Mutual funds returned to positive sales territory in May, but continue to lag exchange-traded fund (ETF) sales, according to the latest data from the Investment Funds Institute of Canada (IFIC).

The industry trade group reported that mutual funds generated $719 million in positive net sales during May, reversing the $1 billion in net outflows experienced in April.

Long-term funds only produced $300 million in monthly net sales, while money markets contributed $419 million.

Equity funds still had almost $2 billion in net redemptions in May, representing a modest improvement from $2.15 billion in April.

Balanced funds also had $236 million in monthly net redemptions, compared with $922 million in the previous month.

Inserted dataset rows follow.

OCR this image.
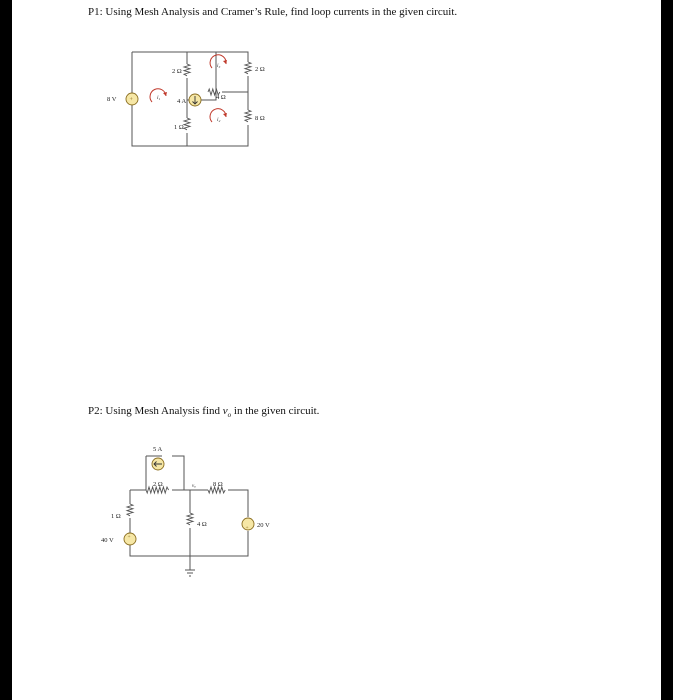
P1: Using Mesh Analysis and Cramer’s Rule, find loop currents in the given circuit.
+
8 V
2 Ω	2 Ω
4 Ω
8 Ω
1 Ω
4 A
i₁
i₃
i₂
P2: Using Mesh Analysis find $v_o$ in the given circuit.
+
+
5 A
2 Ω	8 Ω
vₒ
1 Ω
4 Ω
40 V
20 V
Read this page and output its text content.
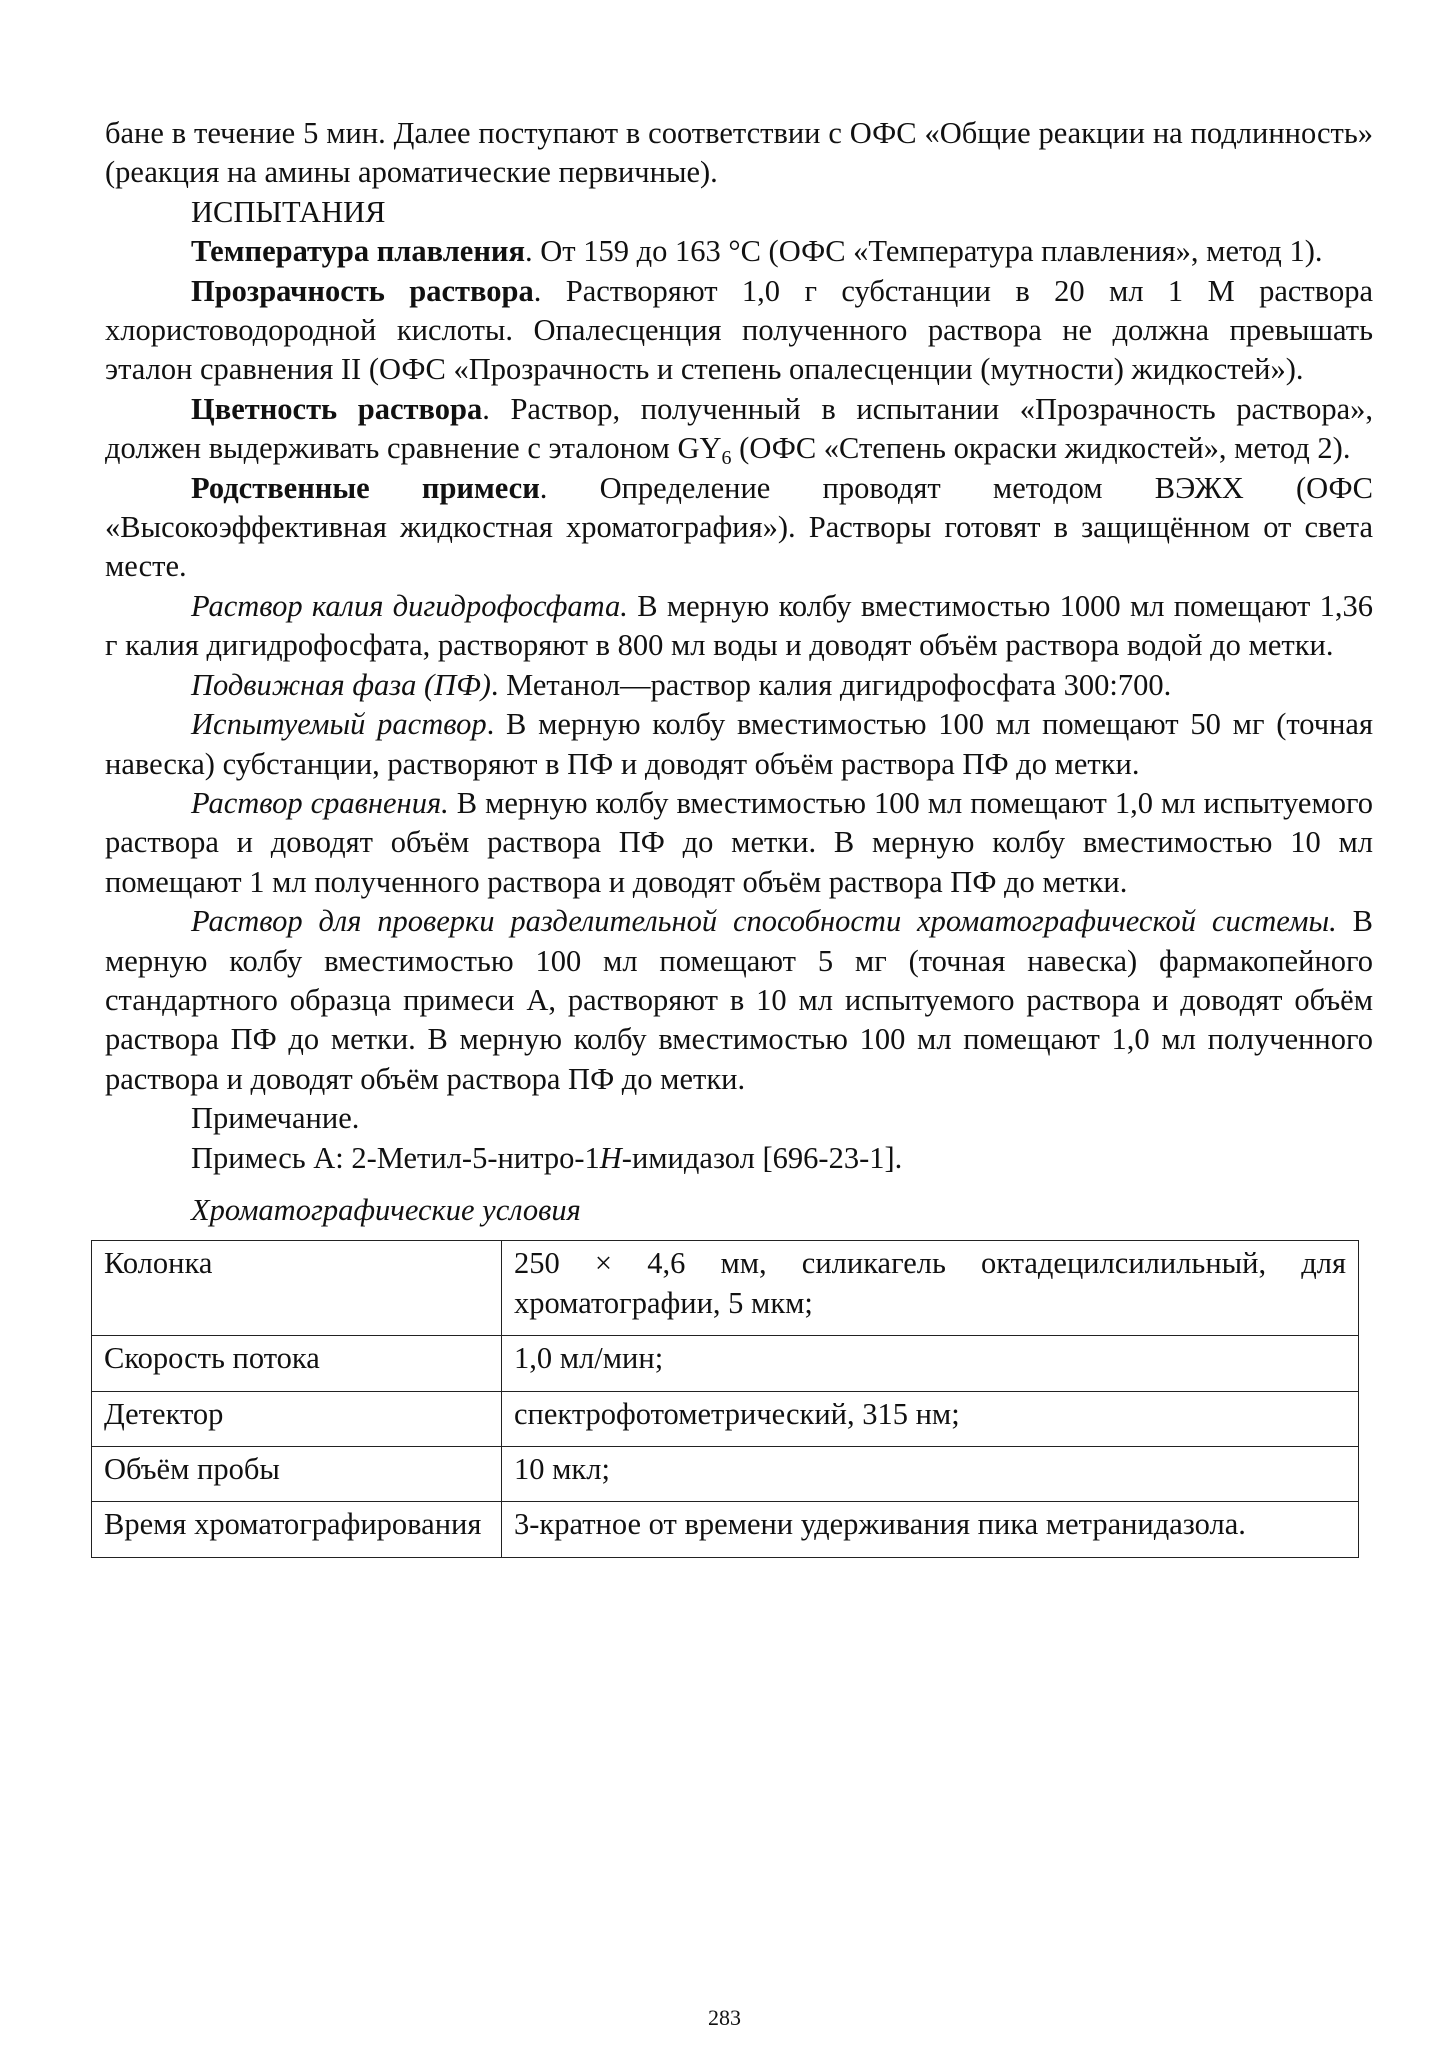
бане в течение 5 мин. Далее поступают в соответствии с ОФС «Общие реакции на подлинность» (реакция на амины ароматические первичные).

ИСПЫТАНИЯ

Температура плавления. От 159 до 163 °С (ОФС «Температура плавления», метод 1).

Прозрачность раствора. Растворяют 1,0 г субстанции в 20 мл 1 М раствора хлористоводородной кислоты. Опалесценция полученного раствора не должна превышать эталон сравнения II (ОФС «Прозрачность и степень опалесценции (мутности) жидкостей»).

Цветность раствора. Раствор, полученный в испытании «Прозрачность раствора», должен выдерживать сравнение с эталоном $GY_6$ (ОФС «Степень окраски жидкостей», метод 2).

Родственные примеси. Определение проводят методом ВЭЖХ (ОФС «Высокоэффективная жидкостная хроматография»). Растворы готовят в защищённом от света месте.

Раствор калия дигидрофосфата. В мерную колбу вместимостью 1000 мл помещают 1,36 г калия дигидрофосфата, растворяют в 800 мл воды и доводят объём раствора водой до метки.

Подвижная фаза (ПФ). Метанол—раствор калия дигидрофосфата 300:700.

Испытуемый раствор. В мерную колбу вместимостью 100 мл помещают 50 мг (точная навеска) субстанции, растворяют в ПФ и доводят объём раствора ПФ до метки.

Раствор сравнения. В мерную колбу вместимостью 100 мл помещают 1,0 мл испытуемого раствора и доводят объём раствора ПФ до метки. В мерную колбу вместимостью 10 мл помещают 1 мл полученного раствора и доводят объём раствора ПФ до метки.

Раствор для проверки разделительной способности хроматографической системы. В мерную колбу вместимостью 100 мл помещают 5 мг (точная навеска) фармакопейного стандартного образца примеси А, растворяют в 10 мл испытуемого раствора и доводят объём раствора ПФ до метки. В мерную колбу вместимостью 100 мл помещают 1,0 мл полученного раствора и доводят объём раствора ПФ до метки.

Примечание.

Примесь А: 2-Метил-5-нитро-1H-имидазол [696-23-1].

Хроматографические условия

Колонка	250 × 4,6 мм, силикагель октадецилсилильный, для хроматографии, 5 мкм;
Скорость потока	1,0 мл/мин;
Детектор	спектрофотометрический, 315 нм;
Объём пробы	10 мкл;
Время хроматографирования	3-кратное от времени удерживания пика метранидазола.
283
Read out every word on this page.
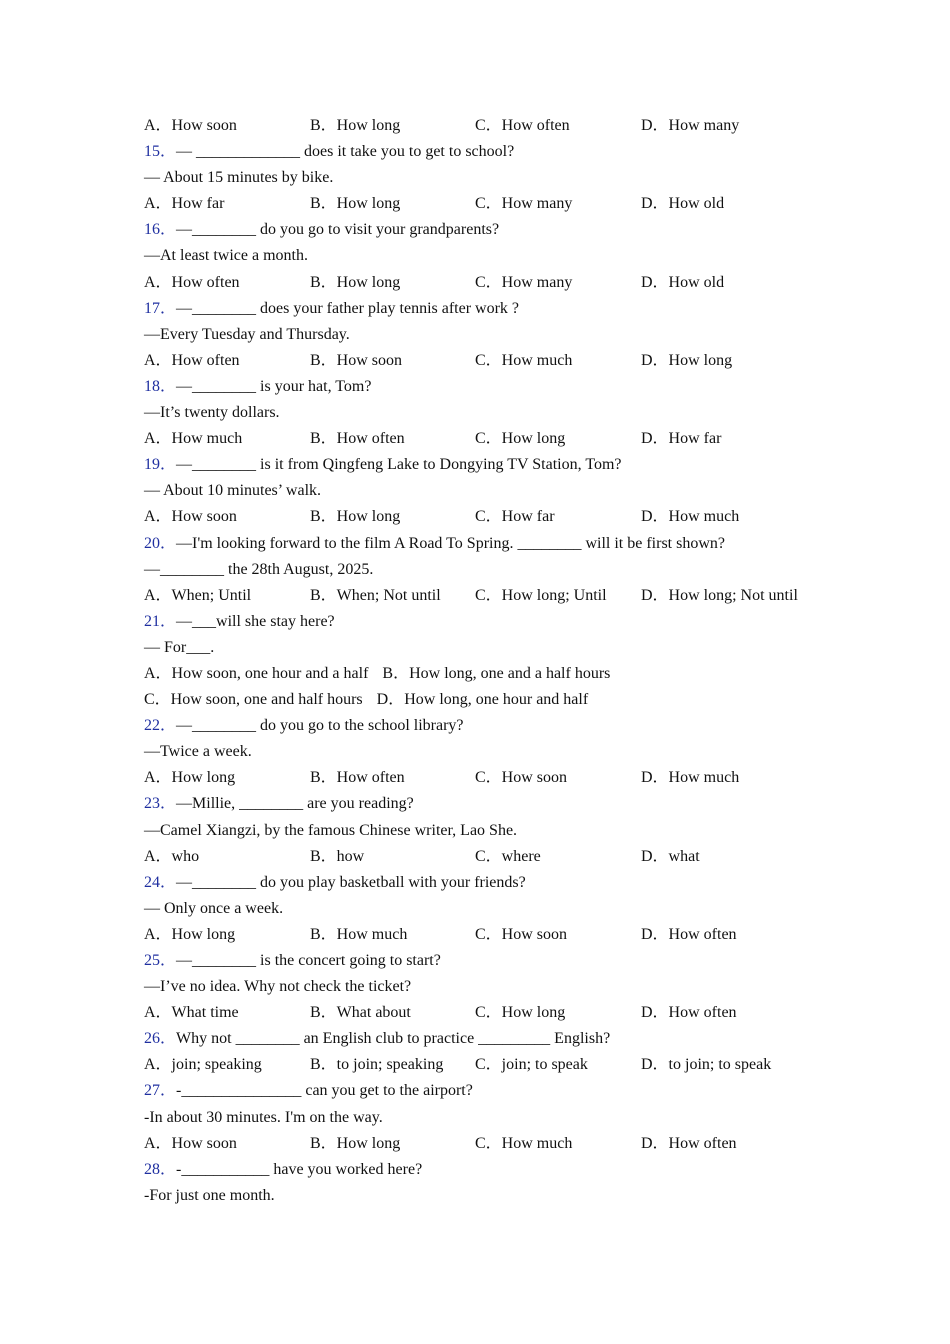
A．How soon	B．How long	C．How often	D．How many
15．— _____________ does it take you to get to school?
— About 15 minutes by bike.
A．How far	B．How long	C．How many	D．How old
16．—________ do you go to visit your grandparents?
—At least twice a month.
A．How often	B．How long	C．How many	D．How old
17．—________ does your father play tennis after work ?
—Every Tuesday and Thursday.
A．How often	B．How soon	C．How much	D．How long
18．—________ is your hat, Tom?
—It’s twenty dollars.
A．How much	B．How often	C．How long	D．How far
19．—________ is it from Qingfeng Lake to Dongying TV Station, Tom?
— About 10 minutes’ walk.
A．How soon	B．How long	C．How far	D．How much
20．—I'm looking forward to the film A Road To Spring. ________ will it be first shown?
—________ the 28th August, 2025.
A．When; Until	B．When; Not until C．How long; Until D．How long; Not until
21．—___will she stay here?
— For___.
A．How soon, one hour and a half B．How long, one and a half hours
C．How soon, one and half hours D．How long, one hour and half
22．—________ do you go to the school library?
—Twice a week.
A．How long	B．How often	C．How soon	D．How much
23．—Millie, ________ are you reading?
—Camel Xiangzi, by the famous Chinese writer, Lao She.
A．who	B．how	C．where	D．what
24．—________ do you play basketball with your friends?
— Only once a week.
A．How long	B．How much	C．How soon	D．How often
25．—________ is the concert going to start?
—I’ve no idea. Why not check the ticket?
A．What time	B．What about	C．How long	D．How often
26．Why not ________ an English club to practice _________ English?
A．join; speaking	B．to join; speaking C．join; to speak	D．to join; to speak
27．-_______________ can you get to the airport?
-In about 30 minutes. I'm on the way.
A．How soon	B．How long	C．How much	D．How often
28．-___________ have you worked here?
-For just one month.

Yet, bond funds produced $1.84 billion in positive net sales during the month, up from $1.46 billion in April. Specialty fund sales ticked up from $673 million to $700 million.

While mutual fund sales improved in May, they were still far behind ETFs, which generated $4.0 billion in monthly net sales, IFIC reported.

This is up notably from $2.4 billion in April, and ETF sales of $1.1 billion in May 2018.

Equity ETFs led the improvement in ETF sales, jumping sharply from $782 million in April to $2.4 billion in May.

Notwithstanding the sales improvement among both mutual funds and ETFs, assets under management declined on both sides of the industry.

Mutual fund assets dropped by 2.0%, $31.4 billion, to $1.53 trillion in May, and ETF assets declined by 0.5% to $177.8 billion during the month, IFIC reported.